Background information
- Born: Andrew S. Kahn July 23, 1952 (age 73) Philadelphia, Pennsylvania, U.S.
- Genres: Jazz, disco
- Occupations: Pianist, vocalist, composer, teacher, author, lecturer, arranger, producer
- Years active: 1970–present
- Labels: West End, RSO, Casablanca, Fresh Sound, MaxRoxx Music

= Andrew Kahn =

Andrew Kahn (born July 23, 1952), frequently credited as Andy Kahn, is a music composer, arranger and producer who was most active in the dance and disco scene of the late 1970s. In 1978, he wrote and produced Karen Young's song "Hot Shot", for West End Records. The song entered into Billboard's sixteen regional Disco Action charts in July, August and September of that year, reaching the number one spot on the Billboard national Disco Action top 40 chart on August 5, 1978, for two weeks.

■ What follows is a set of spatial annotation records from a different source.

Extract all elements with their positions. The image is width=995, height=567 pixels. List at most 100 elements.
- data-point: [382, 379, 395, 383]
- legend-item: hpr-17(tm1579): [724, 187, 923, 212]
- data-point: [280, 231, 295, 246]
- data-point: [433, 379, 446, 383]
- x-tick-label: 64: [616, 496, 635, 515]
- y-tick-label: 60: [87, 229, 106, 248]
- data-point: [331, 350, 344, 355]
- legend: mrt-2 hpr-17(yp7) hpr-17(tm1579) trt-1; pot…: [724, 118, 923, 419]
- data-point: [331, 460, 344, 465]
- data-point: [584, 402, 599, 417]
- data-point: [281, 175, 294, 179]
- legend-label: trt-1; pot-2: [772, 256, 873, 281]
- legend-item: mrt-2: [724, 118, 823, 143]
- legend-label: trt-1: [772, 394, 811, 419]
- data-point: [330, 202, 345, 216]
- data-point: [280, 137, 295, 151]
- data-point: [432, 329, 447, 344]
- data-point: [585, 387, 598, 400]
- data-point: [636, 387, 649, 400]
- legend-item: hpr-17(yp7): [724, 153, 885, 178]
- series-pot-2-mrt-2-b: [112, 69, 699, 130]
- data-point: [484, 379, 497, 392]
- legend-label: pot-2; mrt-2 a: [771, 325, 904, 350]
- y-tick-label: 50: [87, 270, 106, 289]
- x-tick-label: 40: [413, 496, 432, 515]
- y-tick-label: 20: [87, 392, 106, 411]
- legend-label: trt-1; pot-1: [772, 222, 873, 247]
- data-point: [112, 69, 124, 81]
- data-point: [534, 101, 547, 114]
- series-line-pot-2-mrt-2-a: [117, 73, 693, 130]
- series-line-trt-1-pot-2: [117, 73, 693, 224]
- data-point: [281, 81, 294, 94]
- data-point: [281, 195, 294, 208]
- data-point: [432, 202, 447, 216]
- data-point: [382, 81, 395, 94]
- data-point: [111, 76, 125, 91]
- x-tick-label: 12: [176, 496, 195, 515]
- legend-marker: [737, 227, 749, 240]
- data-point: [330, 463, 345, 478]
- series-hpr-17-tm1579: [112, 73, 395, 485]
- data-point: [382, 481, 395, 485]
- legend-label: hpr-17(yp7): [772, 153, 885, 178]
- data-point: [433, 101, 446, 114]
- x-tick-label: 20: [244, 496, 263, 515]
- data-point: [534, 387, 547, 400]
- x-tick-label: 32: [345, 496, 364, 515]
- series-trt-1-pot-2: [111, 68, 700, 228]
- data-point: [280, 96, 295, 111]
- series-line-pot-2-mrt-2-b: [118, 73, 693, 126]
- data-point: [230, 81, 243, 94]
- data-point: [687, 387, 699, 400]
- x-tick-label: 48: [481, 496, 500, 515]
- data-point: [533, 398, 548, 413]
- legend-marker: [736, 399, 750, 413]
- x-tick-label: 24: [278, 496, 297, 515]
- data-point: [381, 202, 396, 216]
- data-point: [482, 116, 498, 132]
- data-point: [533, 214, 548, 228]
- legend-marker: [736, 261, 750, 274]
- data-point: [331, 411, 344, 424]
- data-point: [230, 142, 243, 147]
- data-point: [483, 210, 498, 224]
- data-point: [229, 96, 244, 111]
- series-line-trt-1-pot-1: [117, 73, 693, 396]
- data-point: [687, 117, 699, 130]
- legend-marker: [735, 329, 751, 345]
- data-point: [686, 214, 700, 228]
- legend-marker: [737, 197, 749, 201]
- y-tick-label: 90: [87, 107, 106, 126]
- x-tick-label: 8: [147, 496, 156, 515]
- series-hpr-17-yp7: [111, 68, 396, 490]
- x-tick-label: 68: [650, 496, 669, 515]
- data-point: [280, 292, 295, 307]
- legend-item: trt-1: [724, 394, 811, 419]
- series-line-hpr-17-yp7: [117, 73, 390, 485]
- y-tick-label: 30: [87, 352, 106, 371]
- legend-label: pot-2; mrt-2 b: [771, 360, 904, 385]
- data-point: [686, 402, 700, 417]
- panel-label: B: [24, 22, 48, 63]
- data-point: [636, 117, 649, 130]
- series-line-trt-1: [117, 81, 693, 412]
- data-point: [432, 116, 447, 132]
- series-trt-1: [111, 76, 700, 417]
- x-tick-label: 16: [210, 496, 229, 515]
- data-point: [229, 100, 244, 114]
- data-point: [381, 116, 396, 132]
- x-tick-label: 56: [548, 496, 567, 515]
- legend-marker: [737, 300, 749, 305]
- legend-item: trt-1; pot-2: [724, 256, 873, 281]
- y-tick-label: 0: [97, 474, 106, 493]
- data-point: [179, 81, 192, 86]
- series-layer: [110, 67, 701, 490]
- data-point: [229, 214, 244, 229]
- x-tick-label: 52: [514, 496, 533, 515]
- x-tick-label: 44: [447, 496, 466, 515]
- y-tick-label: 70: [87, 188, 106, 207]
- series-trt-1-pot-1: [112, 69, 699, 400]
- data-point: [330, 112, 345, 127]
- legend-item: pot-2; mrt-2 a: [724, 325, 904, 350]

Prior to this, he was an arranger for the 1973 release, "Loves Me Like a Rock" by the Dixie Hummingbirds on ABC Records. In 2009, Kahn returned to performing solo onstage, presenting a repertoire by American composers from the first half of the 20th century. He co-produced and performed on Peggy King's CD Songs a la King. In 2016, Andy Kahn became a Steinway Spirio artist. He is a frequent adjunct presenter at preparatory and charter schools, colleges and universities, lecturing on the Great American Songbook, and on Jazz Harmony & Improvisation. Kahn is currently a voting member for the Recording Academy Grammy Awards. His first book was published in January 2019, The Hot Shot Heard 'Round the World - A Musical Memoir.